On matters of religion and social justice, Catholic theologians, serving under the umbrella of the famous encyclical, Rerum Novarum, are prominent.  For example, see Bruce Duncan’s The Church’s Social Teaching. From Rerum Novarum to 1931, North Blackburn, 1991, or Mark O’Connor’s contribution to Peter J. Henriot, Edward p. De Berry, Michael J. Schultheis and O’Connor, Catholic Social Teaching.  Our Best Kept Secret, North Blackburn, 1992;  or on labour rights see Tim Battin’s Full Employment. Towards a Just Society, Sydney, 1997.  On the evangelical side, see Noel Weeks (ed.), Reflected Light.  Essays in Christian Social Policy, Sydney, 2005.  The Uniting Church’s social justice directorate, UnitingJustice, maintains a prolific website which makes available pamphlets, press releases and public statements on topical justice issues in Australia, at    http://www.unitingjustice.org.au/     The volumes of Spirit of Australia.  Religion in Citizenship and National Life, first volume edited by Brian Howe and Alan Nichols, Hindmarsh, 2001; and second volume edited by Brian Howe and Philip Hughes, Hindmarsh, 2003, contain much sophisticated insight on the relation between religion and politics in Australia.  There has been some recent concern about the possible infiltration of right-wing conservative Christian ideals into Australian political life, as debated by Amanda Lohrey, in her Quarterly Esssay, Voting For Jesus/ Christianity and Politics in Australia, Melbourne, 2006, and Marion Maddox, in a book titled, with delicious irony, God Under Howard. The Rise of the Religious Right in Australian Politics, Crows Nest, 2005.  Her earlier parliamentary fellowship led to a fruitful study of the level of engagement with religion by federal politicians: For God and Country. Religious Dynamics in Australian Federal Politics, Canberra, 2001.

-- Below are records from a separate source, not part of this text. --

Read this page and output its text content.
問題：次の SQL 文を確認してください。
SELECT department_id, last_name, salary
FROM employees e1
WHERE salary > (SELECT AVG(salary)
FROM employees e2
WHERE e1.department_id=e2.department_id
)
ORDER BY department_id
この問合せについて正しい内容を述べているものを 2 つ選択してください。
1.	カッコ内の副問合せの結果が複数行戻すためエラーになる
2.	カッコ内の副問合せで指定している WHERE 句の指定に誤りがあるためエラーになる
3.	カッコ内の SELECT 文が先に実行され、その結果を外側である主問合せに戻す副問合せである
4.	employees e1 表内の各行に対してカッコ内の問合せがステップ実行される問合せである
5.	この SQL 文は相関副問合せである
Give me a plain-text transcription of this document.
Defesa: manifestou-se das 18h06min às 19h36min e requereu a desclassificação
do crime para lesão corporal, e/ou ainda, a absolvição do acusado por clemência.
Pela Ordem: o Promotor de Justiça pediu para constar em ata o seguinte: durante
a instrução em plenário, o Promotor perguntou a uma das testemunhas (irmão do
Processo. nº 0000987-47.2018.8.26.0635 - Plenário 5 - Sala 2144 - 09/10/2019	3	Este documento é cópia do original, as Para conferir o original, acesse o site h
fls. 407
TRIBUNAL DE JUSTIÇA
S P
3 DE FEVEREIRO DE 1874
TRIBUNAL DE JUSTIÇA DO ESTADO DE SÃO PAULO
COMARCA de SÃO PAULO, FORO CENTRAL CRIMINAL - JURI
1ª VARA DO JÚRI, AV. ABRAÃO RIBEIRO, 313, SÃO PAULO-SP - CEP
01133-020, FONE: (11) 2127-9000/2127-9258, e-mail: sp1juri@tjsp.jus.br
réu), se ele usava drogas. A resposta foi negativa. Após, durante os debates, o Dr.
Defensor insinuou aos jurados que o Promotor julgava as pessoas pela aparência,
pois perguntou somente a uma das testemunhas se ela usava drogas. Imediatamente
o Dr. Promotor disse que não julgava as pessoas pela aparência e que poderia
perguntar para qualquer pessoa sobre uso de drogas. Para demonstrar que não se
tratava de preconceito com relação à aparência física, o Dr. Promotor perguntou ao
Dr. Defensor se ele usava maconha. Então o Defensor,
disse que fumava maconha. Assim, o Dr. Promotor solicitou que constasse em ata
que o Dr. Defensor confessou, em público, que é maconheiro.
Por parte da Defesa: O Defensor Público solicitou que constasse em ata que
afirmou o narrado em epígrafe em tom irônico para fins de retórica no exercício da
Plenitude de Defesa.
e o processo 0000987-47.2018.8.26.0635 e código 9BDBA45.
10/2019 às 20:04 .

Of course a brief survey such as this can scarcely do justice to the volume of work on religion and politics, which would fill many libraries.   The literature on the puritans in both Britain and America, for example, is vast, and has strong implications for the emergence of democracy in the modern world.  Denominational studies frequently discuss the impact of their traditions on political developments, and the list could go on and on.  Of enormous importance in today’s world is the interaction between the Muslim and the Christian worlds, a topic so huge as not to be even attempted.  The above review merely tries to deal with a few pertinent topics on the interface between the religious and secular worlds, and is offered as a brief indication of certain trends of argument.

Graham Maddox

Professor Dr. Graham Maddox is Emeritus Professor of Political Science and served as Dean of the Faculty of Arts for twelve years at the University of New England, and was a member of the Center of Theological Inquiry in Princeton in 2006-7.  He is author of ‘Australian Democracy in Theory and Practice’, ‘The Political Writings of John Wesley’ and ‘Religion and the Rise of Democracy’, a historical and political survery of the contribution of religion to the development of democracy, from ancient Israel contemporary movements in England, America and Latin America, Poland, Germany and South Africa. 

Graham is an Accredited Lay Preacher within the Armidale, Uralla and Guyra Uniting Church congregations, and a member of the Uniting Justice Reference Committee.